A sense of nostalgia
John Paul White’s latest solo album—The Hurting Kind—is a deeply personal elegy for a world that White seems to no longer know. The album’s eponymous track “The Hurting Kind” is about a romance that hurts just as much as it loves. The opening and closing tracks, “Good Old Days” and “My Dreams Have All Come True,” both deal with the painful reality White feels. He laments how all his “dreams have come true like all good nightmares do,” and he questions nostalgia about times gone by when he asks, “what’s so good about the good old days?”
White’s melodic vocals complement the folk-country atmosphere. Despite his lyrical rejection of nostalgia, many songs on the album have a nostalgic sound, like the lilting country ballad “Yesterday’s Love.” The simple strumming and brushes on the drum set call back to an earlier kind of country music like the lyrics call back to a love of yesterday without sounding stale. White accomplishes this with his heartfelt vocals. On “Heart Like a Kite” he sounds vulnerable without sounding weak.
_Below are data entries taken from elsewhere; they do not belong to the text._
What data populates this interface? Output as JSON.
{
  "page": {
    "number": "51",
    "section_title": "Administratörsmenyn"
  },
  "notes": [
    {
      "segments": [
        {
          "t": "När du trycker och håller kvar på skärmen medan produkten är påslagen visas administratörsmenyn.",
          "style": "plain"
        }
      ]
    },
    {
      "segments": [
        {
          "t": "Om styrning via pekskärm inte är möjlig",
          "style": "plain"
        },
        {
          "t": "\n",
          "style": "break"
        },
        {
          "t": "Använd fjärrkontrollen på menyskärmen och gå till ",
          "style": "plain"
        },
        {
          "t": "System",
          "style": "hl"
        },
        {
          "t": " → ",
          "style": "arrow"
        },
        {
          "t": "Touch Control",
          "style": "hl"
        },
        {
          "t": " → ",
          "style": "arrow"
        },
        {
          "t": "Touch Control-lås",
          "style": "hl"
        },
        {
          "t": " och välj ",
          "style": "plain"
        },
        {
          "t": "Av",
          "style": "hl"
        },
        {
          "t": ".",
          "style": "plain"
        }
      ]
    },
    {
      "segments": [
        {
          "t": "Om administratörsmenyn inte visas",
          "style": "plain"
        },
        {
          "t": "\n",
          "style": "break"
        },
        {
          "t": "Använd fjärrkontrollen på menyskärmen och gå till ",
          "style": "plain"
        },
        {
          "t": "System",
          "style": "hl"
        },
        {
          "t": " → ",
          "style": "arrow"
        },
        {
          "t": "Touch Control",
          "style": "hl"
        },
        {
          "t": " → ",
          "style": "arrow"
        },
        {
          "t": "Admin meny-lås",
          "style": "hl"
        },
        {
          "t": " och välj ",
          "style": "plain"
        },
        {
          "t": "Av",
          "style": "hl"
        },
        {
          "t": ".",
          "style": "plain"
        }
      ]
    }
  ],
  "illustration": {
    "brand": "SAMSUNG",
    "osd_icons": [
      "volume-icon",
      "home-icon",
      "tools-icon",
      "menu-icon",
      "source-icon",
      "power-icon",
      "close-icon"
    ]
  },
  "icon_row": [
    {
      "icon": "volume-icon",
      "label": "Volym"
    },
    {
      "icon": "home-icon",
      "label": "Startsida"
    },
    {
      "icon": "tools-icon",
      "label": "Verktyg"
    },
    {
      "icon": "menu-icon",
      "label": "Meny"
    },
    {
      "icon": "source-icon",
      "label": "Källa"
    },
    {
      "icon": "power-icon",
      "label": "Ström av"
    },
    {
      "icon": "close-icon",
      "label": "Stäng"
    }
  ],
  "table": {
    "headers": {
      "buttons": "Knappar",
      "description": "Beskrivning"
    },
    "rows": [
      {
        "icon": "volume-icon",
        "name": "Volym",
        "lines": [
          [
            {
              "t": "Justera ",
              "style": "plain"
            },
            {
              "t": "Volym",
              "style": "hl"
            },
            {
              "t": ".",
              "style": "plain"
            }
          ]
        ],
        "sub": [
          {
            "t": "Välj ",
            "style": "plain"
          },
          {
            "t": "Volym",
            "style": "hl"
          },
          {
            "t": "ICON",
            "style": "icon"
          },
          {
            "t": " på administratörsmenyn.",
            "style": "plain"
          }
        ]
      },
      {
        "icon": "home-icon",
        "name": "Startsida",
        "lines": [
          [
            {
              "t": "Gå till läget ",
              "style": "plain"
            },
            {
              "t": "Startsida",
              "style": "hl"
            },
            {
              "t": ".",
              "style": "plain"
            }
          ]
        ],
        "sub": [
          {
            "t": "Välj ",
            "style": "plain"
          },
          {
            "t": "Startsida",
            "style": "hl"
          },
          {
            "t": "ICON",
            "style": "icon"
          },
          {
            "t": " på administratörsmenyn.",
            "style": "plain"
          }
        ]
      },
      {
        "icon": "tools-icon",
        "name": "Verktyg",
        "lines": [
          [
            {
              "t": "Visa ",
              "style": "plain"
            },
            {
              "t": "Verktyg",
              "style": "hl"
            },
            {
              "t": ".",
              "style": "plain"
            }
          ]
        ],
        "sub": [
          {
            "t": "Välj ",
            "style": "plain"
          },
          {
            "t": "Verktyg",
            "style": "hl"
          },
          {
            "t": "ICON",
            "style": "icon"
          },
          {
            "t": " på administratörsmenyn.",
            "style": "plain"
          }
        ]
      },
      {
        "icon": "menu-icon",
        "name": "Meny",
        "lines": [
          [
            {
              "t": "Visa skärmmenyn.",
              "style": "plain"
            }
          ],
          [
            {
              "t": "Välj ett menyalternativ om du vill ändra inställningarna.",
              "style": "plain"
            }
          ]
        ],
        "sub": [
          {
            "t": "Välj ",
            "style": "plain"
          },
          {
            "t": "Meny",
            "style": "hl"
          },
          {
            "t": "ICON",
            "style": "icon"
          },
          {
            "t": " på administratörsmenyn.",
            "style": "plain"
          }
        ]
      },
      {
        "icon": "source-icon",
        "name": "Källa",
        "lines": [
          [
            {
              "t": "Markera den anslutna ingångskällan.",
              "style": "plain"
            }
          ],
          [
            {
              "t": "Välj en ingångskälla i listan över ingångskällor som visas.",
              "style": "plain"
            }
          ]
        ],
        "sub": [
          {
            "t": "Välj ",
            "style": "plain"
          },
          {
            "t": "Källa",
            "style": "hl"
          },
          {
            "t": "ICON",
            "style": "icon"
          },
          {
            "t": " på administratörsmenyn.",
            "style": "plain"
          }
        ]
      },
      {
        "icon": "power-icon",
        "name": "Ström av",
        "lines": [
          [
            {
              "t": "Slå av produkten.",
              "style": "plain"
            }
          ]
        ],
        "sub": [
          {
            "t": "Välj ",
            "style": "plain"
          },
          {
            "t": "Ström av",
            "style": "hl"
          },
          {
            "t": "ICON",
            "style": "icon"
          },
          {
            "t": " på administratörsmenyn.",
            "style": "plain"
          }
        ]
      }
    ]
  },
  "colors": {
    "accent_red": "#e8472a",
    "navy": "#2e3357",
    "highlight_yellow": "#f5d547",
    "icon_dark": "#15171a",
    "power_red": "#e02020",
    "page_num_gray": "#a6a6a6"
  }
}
White collaborated with country singer Lee Ann Womack on the track “This Isn’t Gonna End Well.” The modern-feeling strumming of the guitar matched on the drum set that repeats throughout reminds listeners of the album’s freshness. Womack’s crisp and clear vocals yield a duet that is at once both comforting and uneasy, capturing the mood of two people who know “this isn’t gonna end well.”
The album has a carefully crafted sound that showcases White’s singing and song-writing abilities. The quiet and intimate “James” contrasts with the bigger and louder, but still restrained sound of “I Wish I Could Write You a Song.” The songs share a feeling of discontent: discontent with the present, with oneself. The album’s relaxed guitar sound offers the perfect backdrop for White’s dramatic vocals. He is often the feature of the songs, much to their advantage.
The contrasts maintain the album’s momentum through its ten songs. The softness of “Yesterday’s Love” is followed by the driving strumming of “The Long Way Home,” which is followed by the delicate “The Hurting Kind.” “You Lost Me” is a calming waltz whose charming southern sound belies its weary and heavy-hearted subject matter.
The Hurting Kind represents a change in White’s sound from his 2016 album Beulah. He draws on a more nostalgic country sound than the previous album. The classic, but modern sound situates White as a student of the Nashville sound that he has been around for years in the city. Even so, White does not limit his influences, drawing from folk and indie music as well to cultivate a sound all his own.
Most songs on The Hurting Kind either look backward or forward in time, but both refuse to provide White relief from the present. He finds a fear of the future and regrets in the past, but White remains hopeful because “from where I am now, there’s no coming back.” Even as he eschews nostalgia when looking back, White assures himself “we’ve got so far to go,” and the only way we can go is forward.